Thank God for satirists. Their power may be limited (I guess everyone knows Peter Cook's remark about the Berlin satirical cabaret clubs of the 1930s which 'did so much to prevent the rise of Adolf Hitler'), yet it still exists. There was a world-weariness about Armando Iannucci's column in today's Observer ('I don't know whether to be cheered by the fact that things haven't got much worse, after all, or depressed by the knowledge that neither have they got any better'), but it was a great column:
I'm about to quote something someone actually said. I'm finding I'm doing this more and more. Normally, with the party conference season upon us, I look forward to making up the sort of weird, meaningless, verbless sentences politicians deploy in their speeches. 'Forward to an exciting burst of tomorrows' and that sort of thing.
But now I find quoting actual politician's sentences is even better. My favourites so far are David Cameron's: 'I think more young people should be forced to become volunteers', Tony Blair's warning to Iran that 'no country has the right to interfere in the internal affairs of Iraq', and George Bush's: 'The Iraqi insurgents are being defeated; that's why they're continuing to fight.'
When all this is over, the question remains — what was our role in the Tony Years? (Craig Brown: 'Were we the tight-lipped ventriloquist, and he the all-talking, all-winking dummy? Or were the roles reversed?'.) I'm late in coming to J G Ballard (he's glaringly absent from the curriculum, the exception being the popular Empire of the Sun). Here he is, writing in the New Statesman earlier this month:
We will all miss Tony Blair
Autumn is almost here, and the new political season approaches in a half-hearted way, the last act of an overlong play that has begun to bore the audience. All the same, I suspect that we will miss Tony Blair when he is gone. The boyish charm is fraying but still intact. The exhaustion, the desperate need to convince everyone of the truth of his own delusions, the raw emotions worn as a kind of exoskeleton, all show one of the great actor-managers in heroic decline. Blair may be the last British prime minister able to trade openly on his emotions. He knows that we are secretly rather drawn to bad acting and are happy to collude in his exposure of his weaknesses.

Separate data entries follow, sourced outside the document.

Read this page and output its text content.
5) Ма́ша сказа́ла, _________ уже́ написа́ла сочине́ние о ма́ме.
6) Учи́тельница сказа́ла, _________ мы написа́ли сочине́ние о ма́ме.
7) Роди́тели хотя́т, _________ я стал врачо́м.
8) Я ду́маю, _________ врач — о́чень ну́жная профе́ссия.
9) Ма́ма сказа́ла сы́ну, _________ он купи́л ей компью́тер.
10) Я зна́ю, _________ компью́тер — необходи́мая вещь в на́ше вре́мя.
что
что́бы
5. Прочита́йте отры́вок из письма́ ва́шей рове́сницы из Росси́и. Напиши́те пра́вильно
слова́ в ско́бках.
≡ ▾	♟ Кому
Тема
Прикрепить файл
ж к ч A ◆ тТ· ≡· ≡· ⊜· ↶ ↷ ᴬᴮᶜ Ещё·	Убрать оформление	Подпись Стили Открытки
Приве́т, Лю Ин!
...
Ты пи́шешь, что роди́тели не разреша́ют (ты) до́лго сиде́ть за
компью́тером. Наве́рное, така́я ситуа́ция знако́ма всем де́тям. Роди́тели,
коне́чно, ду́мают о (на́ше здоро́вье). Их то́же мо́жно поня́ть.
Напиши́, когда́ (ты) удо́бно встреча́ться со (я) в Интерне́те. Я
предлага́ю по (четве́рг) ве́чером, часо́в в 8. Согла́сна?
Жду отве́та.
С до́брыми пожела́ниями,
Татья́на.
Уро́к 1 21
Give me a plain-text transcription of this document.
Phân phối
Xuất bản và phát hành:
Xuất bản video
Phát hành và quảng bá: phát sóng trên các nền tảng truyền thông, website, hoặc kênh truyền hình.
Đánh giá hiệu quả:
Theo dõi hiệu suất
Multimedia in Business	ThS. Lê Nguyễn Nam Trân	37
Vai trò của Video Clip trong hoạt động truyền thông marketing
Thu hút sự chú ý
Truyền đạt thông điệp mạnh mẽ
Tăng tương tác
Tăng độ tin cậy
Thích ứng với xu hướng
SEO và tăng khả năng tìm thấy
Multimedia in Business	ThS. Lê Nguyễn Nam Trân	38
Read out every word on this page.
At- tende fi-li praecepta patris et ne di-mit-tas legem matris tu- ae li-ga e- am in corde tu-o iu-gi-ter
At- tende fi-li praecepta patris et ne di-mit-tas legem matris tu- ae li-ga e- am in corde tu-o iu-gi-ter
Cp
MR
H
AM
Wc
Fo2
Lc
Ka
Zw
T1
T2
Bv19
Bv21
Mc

He is the beaten husband, still in charge of the car keys and the TV remote, but aware that the rest of the household despises him and is impatient for him to bring down the curtain. He jokes and winces, and makes fun of his own despair. The longer he hangs on, the more he can steer us towards the steamy, emotional bath we were happy to help him prepare. Would he like to drown us? After all, we like being lied to, we like promises that will never be kept, we like being locked into his smiling neediness.
His successor is likely to give us a shock, especially if it is Gordon Brown, the greatest mystery in British politics for the past 50 years. High in intelligence and self-control, but zero for acting skills and emotional martyrdom. Will we be happy with him? I seriously doubt it. Perhaps only damaged actors can lead modern societies down the crooked paths that they prefer.